Близость (Уотерс) - страница 90

Пришли и туманы – желтые, бурые и совсем черные, подобные жидкой саже; туманы, которые истекают из мостовых, словно сваренные в дьявольских котлах в подземных канализационных стоках. Они оседают грязью на нашей одежде, они забивают наши легкие, заставляя кашлять, они налегают на наши окна – при определенном освещении, если присмотреться, можно увидеть, как они просачиваются в дом сквозь щели в оконных рамах. Сумерки теперь накрывают нас уже в три или четыре часа, и когда Вайгерс зажигает лампы, огонь в них едва теплится, придушенный сыростью.

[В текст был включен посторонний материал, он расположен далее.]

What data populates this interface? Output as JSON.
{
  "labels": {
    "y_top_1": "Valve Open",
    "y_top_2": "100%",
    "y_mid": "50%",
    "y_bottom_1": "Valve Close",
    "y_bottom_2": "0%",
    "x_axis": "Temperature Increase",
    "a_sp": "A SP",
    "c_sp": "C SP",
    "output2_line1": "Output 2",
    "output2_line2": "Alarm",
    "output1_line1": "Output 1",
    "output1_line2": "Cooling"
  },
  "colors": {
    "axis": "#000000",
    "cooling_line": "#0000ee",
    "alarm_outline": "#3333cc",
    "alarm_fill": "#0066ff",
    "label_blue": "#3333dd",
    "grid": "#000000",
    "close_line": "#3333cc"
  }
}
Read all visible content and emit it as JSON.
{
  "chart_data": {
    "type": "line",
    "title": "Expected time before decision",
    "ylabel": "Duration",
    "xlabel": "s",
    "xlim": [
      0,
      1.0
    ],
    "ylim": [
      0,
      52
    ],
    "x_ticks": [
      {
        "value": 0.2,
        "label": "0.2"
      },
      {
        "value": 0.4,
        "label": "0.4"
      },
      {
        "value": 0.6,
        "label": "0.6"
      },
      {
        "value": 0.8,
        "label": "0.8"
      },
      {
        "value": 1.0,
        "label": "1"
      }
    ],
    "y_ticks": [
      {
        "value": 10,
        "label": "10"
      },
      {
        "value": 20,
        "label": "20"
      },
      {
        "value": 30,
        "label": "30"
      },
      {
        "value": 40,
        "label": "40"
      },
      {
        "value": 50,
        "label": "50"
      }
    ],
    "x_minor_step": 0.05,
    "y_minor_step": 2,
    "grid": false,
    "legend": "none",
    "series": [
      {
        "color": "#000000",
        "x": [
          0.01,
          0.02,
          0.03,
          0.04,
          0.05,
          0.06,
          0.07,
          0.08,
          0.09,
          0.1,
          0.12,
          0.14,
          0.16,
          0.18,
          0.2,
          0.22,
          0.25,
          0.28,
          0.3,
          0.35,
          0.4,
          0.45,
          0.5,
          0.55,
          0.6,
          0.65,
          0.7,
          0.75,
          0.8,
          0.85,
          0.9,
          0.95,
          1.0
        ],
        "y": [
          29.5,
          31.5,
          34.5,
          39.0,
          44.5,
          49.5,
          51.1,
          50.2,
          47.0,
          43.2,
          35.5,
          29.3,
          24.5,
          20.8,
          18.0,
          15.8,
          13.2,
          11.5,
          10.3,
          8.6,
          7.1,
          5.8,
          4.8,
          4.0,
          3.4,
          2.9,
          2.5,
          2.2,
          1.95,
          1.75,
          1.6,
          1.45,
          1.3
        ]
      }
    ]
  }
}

Вот и моя лампа сейчас горит очень тускло. Почти так же тускло, как ночные светильники, которые зажигали для нас на ночь, когда мы были детьми. Ясно помню, как лежала без сна, считая и пересчитывая яркие дырочки в ламповом колпаке; зная, что во всем доме только одна я не сплю; слыша, как мерно дышит моя няня в своей постели, как сопят и похныкивают Прис и Стивен в своих кроватках.

Наша детская располагалась в нынешней моей комнате. На потолке по сей день сохранились следы, где когда-то крепились качели, а на моих полках осталось несколько детских книжек. Вон любимая книжка Стивена – я вижу корешок. В ней ярко раскрашенные картинки чертей и разных чудовищ, и предназначена она для следующей забавы: нужно очень пристально посмотреть на какую-нибудь фигуру, а потом быстро перевести взгляд на голую стену или потолок и тогда совершенно отчетливо увидишь парящий призрак этой фигуры, только совсем другого цвета.

Как часто в последнее время мои мысли обращаются к призракам!

Дома тоска смертная. Утром я опять ездила в библиотеку Британского музея, но из-за туманов в помещениях там теперь еще темнее, чем обычно, и в два часа среди посетителей прошел шепот, что читальный зал с минуты на минуту закроют. В таких случаях всегда начинаются протесты и требования принести дополнительные лампы, но я – делавшая выписки из монографии по истории тюрем скорее с целью хоть чем-то себя занять, нежели для какой-либо иной надобности, – я возражать не стала. Я даже испытала своего рода восторг, выйдя из Музея в серый густой туман, сообщавший всему нереальность. Никогда еще я не видела улицы, настолько лишенной объема и цвета, какой предстала моему взору Грейт-Рассел-стрит. На миг я почти испугалась ступить на нее, вдруг вообразив, что тогда стану такой же бледной и призрачной, как мостовые и крыши.

Конечно, на расстоянии туман всегда кажется плотнее. Четкости очертаний я не утратила, но словно бы оказалась под куполом, который двигался вместе со мной и который я видела совершенно ясно: он походил на круглые марлевые колпаки, какими служанки летом накрывают от ос блюда с пирогами.